Alexa Milanini, directrice des ressources humaines d’Arfitec Group (à droite), à Grasse, a rejoint le dispositif "un parrain, un emploi" et accompagné plusieurs jeunes, dont Claudia Giorsetti — Photo : DR

Et, si l’on en croit la marraine, Alexa Milanini, DRH au sein du groupe grassois Arfitec (150 salariés, CA consolidé : 17 M€), spécialiste de la nébulisation et de la brumisation pour la distribution alimentaire et l’industrie, le parrainage est gagnant-gagnant. "J’ai notamment accompagné deux jeunes filles qui ont très vite trouvé du travail. Nous avons fait un sourcing du marché ensemble, refait leur CV, je les ai exercées à l’entretien. Nous nous voyions environ une heure tous les 15 jours. J’accompagne deux autres jeunes actuellement. Ils ont tous des profils très variés, mais ont un point commun : ils débarquent sans avoir de bonnes méthodes de recherche", explique Alexa Milanini, qui leur apprend aussi à développer leur propre réseau, à l’entretenir et le dynamiser. Dans un contexte de tensions de recrutement et alors qu’elle a 10 postes ouverts actuellement, cette expérience permet "à la marraine que je suis, de voir des jeunes motivés."

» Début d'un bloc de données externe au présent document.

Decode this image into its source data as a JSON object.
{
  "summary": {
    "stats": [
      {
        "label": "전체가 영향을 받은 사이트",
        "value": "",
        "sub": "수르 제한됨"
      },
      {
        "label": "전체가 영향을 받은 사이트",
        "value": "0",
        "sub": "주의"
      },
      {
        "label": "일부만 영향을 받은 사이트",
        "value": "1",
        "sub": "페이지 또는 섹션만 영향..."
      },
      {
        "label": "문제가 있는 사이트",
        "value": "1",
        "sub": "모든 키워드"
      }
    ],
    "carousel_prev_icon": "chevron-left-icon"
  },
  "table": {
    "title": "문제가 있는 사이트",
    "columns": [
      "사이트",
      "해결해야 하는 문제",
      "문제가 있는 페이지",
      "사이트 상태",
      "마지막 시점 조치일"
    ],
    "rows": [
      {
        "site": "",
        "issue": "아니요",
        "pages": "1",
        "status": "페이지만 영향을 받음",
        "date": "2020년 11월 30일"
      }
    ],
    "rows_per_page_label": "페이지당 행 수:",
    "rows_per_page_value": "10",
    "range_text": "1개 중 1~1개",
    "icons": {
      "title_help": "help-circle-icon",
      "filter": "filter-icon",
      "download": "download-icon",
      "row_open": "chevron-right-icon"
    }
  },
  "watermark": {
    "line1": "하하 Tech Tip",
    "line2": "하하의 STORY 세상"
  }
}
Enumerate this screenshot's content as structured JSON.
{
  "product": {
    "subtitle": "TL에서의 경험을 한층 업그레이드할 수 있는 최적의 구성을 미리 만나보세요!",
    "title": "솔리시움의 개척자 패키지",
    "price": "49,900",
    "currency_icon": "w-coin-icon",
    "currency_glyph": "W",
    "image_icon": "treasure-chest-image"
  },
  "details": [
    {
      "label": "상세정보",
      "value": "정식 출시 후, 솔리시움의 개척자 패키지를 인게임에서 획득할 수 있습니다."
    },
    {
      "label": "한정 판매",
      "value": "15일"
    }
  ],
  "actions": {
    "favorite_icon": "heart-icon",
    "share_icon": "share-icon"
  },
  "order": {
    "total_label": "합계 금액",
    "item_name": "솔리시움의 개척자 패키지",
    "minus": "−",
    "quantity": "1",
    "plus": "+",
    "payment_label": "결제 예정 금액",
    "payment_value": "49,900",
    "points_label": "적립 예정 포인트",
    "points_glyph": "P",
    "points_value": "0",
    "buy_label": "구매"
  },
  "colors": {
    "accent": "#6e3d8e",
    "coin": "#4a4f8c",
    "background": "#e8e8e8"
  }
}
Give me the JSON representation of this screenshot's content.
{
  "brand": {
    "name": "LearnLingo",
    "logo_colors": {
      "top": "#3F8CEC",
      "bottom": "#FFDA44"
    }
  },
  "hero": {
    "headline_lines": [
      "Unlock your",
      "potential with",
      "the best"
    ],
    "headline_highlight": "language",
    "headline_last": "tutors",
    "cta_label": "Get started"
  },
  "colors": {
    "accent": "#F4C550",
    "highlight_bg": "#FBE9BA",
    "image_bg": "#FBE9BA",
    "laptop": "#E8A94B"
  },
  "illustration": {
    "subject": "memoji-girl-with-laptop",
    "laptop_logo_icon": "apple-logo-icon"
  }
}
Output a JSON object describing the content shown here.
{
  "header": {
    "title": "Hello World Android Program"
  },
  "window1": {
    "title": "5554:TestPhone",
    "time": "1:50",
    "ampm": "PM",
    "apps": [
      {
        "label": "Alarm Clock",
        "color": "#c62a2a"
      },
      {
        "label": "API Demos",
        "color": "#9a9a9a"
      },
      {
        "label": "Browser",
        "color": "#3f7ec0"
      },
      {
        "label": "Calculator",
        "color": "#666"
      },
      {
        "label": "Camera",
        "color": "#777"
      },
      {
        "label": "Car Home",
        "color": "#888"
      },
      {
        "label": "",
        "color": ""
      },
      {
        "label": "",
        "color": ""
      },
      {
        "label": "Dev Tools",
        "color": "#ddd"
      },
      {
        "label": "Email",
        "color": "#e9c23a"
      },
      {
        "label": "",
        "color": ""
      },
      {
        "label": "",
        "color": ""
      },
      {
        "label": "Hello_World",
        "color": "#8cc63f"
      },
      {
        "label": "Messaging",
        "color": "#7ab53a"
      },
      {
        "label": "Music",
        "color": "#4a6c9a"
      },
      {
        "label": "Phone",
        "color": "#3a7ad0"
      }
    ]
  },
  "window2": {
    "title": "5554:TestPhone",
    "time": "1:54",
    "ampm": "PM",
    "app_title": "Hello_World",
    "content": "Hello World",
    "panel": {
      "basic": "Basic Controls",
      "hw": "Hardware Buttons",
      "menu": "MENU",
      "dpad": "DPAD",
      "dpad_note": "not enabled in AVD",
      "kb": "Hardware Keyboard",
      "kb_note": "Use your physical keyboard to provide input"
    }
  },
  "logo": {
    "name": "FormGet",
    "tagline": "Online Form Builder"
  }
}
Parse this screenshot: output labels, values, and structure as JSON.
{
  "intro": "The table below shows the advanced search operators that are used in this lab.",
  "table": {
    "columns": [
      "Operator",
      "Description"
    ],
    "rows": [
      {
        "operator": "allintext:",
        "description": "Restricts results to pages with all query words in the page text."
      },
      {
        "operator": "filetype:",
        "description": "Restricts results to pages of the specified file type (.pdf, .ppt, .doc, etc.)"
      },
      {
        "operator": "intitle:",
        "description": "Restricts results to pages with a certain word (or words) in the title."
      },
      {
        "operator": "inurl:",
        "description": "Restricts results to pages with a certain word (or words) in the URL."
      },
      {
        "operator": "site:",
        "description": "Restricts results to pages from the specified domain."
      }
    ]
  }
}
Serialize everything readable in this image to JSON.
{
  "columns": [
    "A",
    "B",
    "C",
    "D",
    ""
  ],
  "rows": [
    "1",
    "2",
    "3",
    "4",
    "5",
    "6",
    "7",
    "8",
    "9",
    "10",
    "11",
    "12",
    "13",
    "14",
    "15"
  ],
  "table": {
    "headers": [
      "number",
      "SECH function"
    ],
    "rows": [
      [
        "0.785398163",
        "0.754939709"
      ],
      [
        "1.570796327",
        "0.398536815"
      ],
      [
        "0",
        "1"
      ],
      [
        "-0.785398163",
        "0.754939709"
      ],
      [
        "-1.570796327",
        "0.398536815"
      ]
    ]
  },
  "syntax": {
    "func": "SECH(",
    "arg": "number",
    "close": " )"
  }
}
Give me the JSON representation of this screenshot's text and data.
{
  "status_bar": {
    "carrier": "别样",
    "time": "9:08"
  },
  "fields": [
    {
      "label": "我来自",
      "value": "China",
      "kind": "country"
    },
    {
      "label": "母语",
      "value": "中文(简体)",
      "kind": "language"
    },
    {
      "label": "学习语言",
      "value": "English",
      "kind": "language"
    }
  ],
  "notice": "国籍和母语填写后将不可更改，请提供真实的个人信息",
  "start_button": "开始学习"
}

Développer l’employabilité des jeunes

Ces managers désireux de s’investir aux côtés des jeunes peuvent aussi rejoindre depuis un an le dispositif ACA, l’Accélérateur de compétences et d’autonomie, porté par la CPME Sud, Lab to Be, qui a mis au point une pédagogie de co-apprentissage et le réseau Face Sud Provence (Fondation Agir Contre l’Exclusion). Retenu dans le cadre du pacte régional d’investissement dans les compétences, ce programme est né d’un constat : "Il existe une véritable rupture du lien et une méconnaissance réciproque entre le monde de l’entreprise et celui de la jeunesse, a fortiori quand elle est éloignée de l’emploi", explique Laura Garino, cheffe de projet à la CPME Sud.

Cécile Terlaud, responsable RH chez Predictiv Pro, une entreprise marseillaise fondée en 2019 par Jaguar Network, devenu filiale du groupe Iliad-Free, a recruté 70 collaborateurs en un an et demi, et ne dit pas le contraire : "Le véritable enjeu de l’emploi des jeunes n’est pas tant le manque d’expériences ou de compétences que les comportements. Nous devons faire un travail sur l’attitude, un travail de "parents" et dans ce contexte, les aides au recrutement des jeunes sont attractives mais pas déterminantes." Pour rencontrer les étudiants à la source, Cécile Terlaud a rejoint la plateforme Myjobglasses, qui met en relation étudiants et professionnels, quand le dirigeant d’Azur Travaux, Fabrice Michel, travaille quant à lui à la valorisation des métiers de son entreprise avec le SRER Paca qu’il préside et le SNER, l’Union nationale des syndicats professionnels de construction et d’entretien des réseaux secs. "Nos chefs d’agence sont par ailleurs jurys de bac pro et BEP et notre DRH participe régulièrement à des réunions d’information auprès des jeunes."

L'Accélérateur de compétences et d'autonomie repose notamment sur la méthode "Lab To Be", un lieu de co-apprentissage jeunes et managers, visant à améliorer les compétences opérationnelles, les soft skills et l'employabilité des jeunes et d'autre part de former et d'accompagner les managers et leurs entreprises à recruter, intégrer et engager la jeune génération. — Photo : ACA

L’ACA facilite cette connaissance mutuelle : une première promotion, démarrée en mars 2021 à Marseille, a permis à 14 jeunes d’améliorer leur employabilité et à plusieurs managers et entreprises de les rencontrer, de mieux connaître leurs attentes. "Parmi ces 14 jeunes, 6 ont été embauchés en CDI ou CDD de plus de six mois et 5 sont en alternance ou en formation", confie Laura Garino. Depuis, quatre autres promotions ont démarré à Marseille, Toulon et Arles. "Notre objectif est d’accompagner 140 jeunes sur deux ans." Certains retrouveront un emploi, d’autres choisiront peut-être la voie de l’entrepreneuriat, dont le dispositif 1 jeune 1 solution fait également la promotion, relayant les annonces du gouvernement, qui a récemment désigné les lauréats marseillais des Carrefours de l’entrepreneuriat. C’était une promesse faite par Emmanuel Macron dans le cadre de son programme Marseille en grand : quatre carrefours, pour accompagner 4 000 jeunes par an dès 2022, ont été confiés à l’Épopée, le Carburateur, la Friche et la Chambre de commerce et d’industrie et un cinquième, itinérant, sera mis en œuvre par le groupe SOS.